Figure 8

Schematic comparison of the three different basal body structures of eubacterial flagella with the putative ancestral junctional pore complex and the related type III secretion injector. The exoflagella of Proteobacteria and Planctobacteria (Exoflagellata), Sphingobacteria, and Eurybacteria project through the outer membrane, with which they are associated by a lipoprotein L-ring (made of FlgH protein units). Spirochaetes have endoflagella within the periplasmic space that do not penetrate the outer membrane and thus need no L-ring. Exoflagella and spirochaete endoflagella both have a P-ring (made of FlgI protein units) thought to act as a bushing for free rotation within the thin peptidoglycan wall (sacculus). Both P-ring and L-ring are absent from the exoflagella of Posibacteria (Actinobacteria and Endobacteria). Posibacterial flagella would automatically have become external when the ancestral outer membrane was lost. The more complex multiprotein shaft of spirochaetes, clearly a derived character (see text) is shown by its greater thickness. If junctional pore complexes also use a basal type III secretion apparatus, flagella and type III injectors probably evolved from them independently.

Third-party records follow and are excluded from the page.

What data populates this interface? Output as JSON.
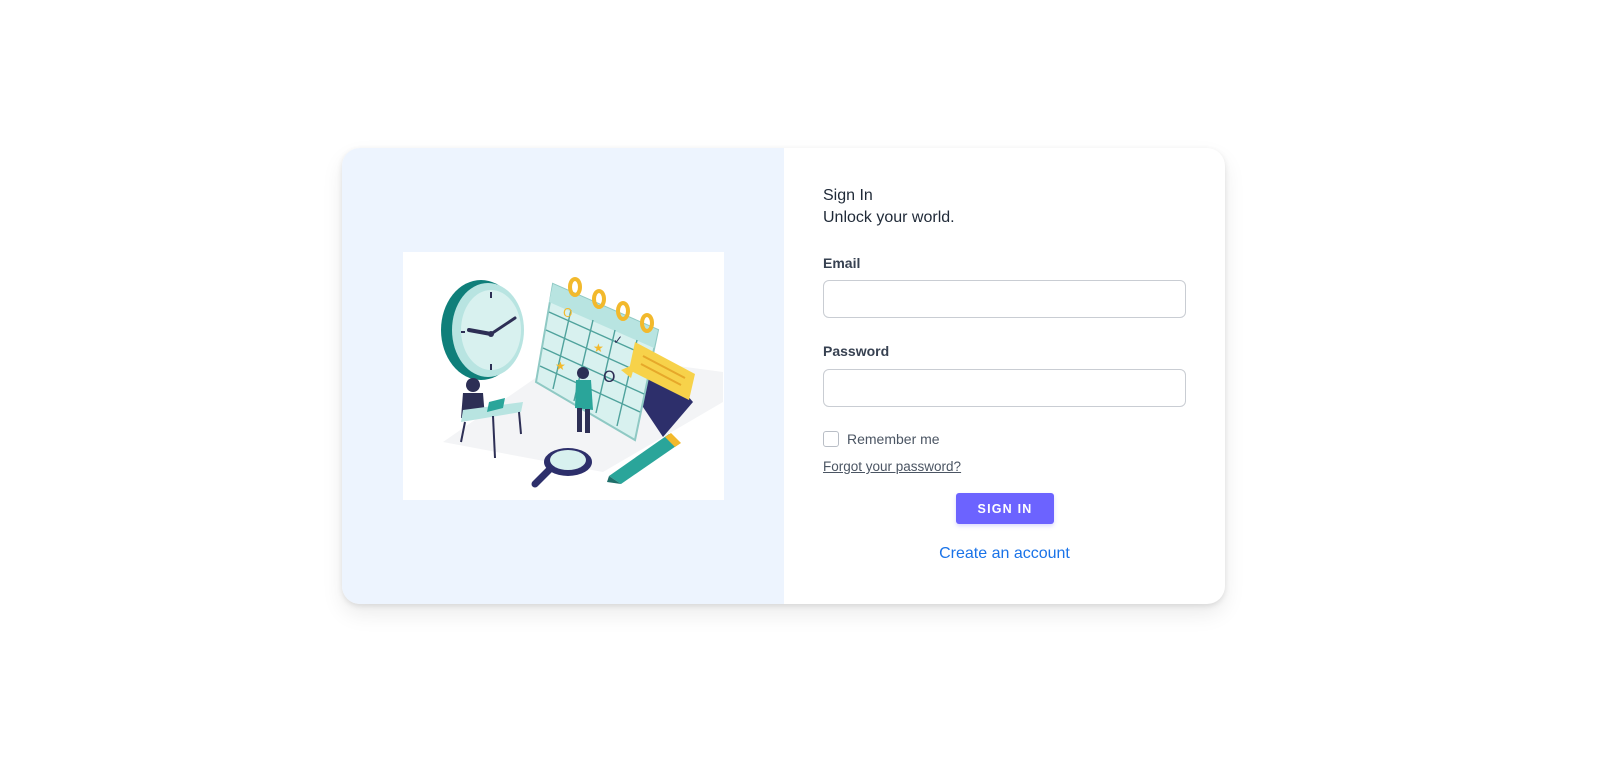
{
  "left_panel": {
    "illustration": "calendar-clock-scheduling-illustration"
  },
  "form": {
    "title": "Sign In",
    "subtitle": "Unlock your world.",
    "email_label": "Email",
    "email_value": "",
    "password_label": "Password",
    "password_value": "",
    "remember_label": "Remember me",
    "remember_checked": false,
    "forgot_link": "Forgot your password?",
    "signin_button": "SIGN IN",
    "create_account_link": "Create an account"
  },
  "colors": {
    "accent": "#6c63ff",
    "link": "#1a73e8",
    "left_panel_bg": "#edf4fe"
  }
}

If junctional pore complexes lack type III secretion homologues, it is likely that they evolved during the origin of flagella only and that type III injectors evolved later in the ancestral exoflagellate by simplification of flagella (dashed arrow); see text for discussion. The diagram assumes that ExbB/TonB/OmpA only associated with the basal body of the flagella and evolved into the flagellar stator MotAB during the origin of flagella.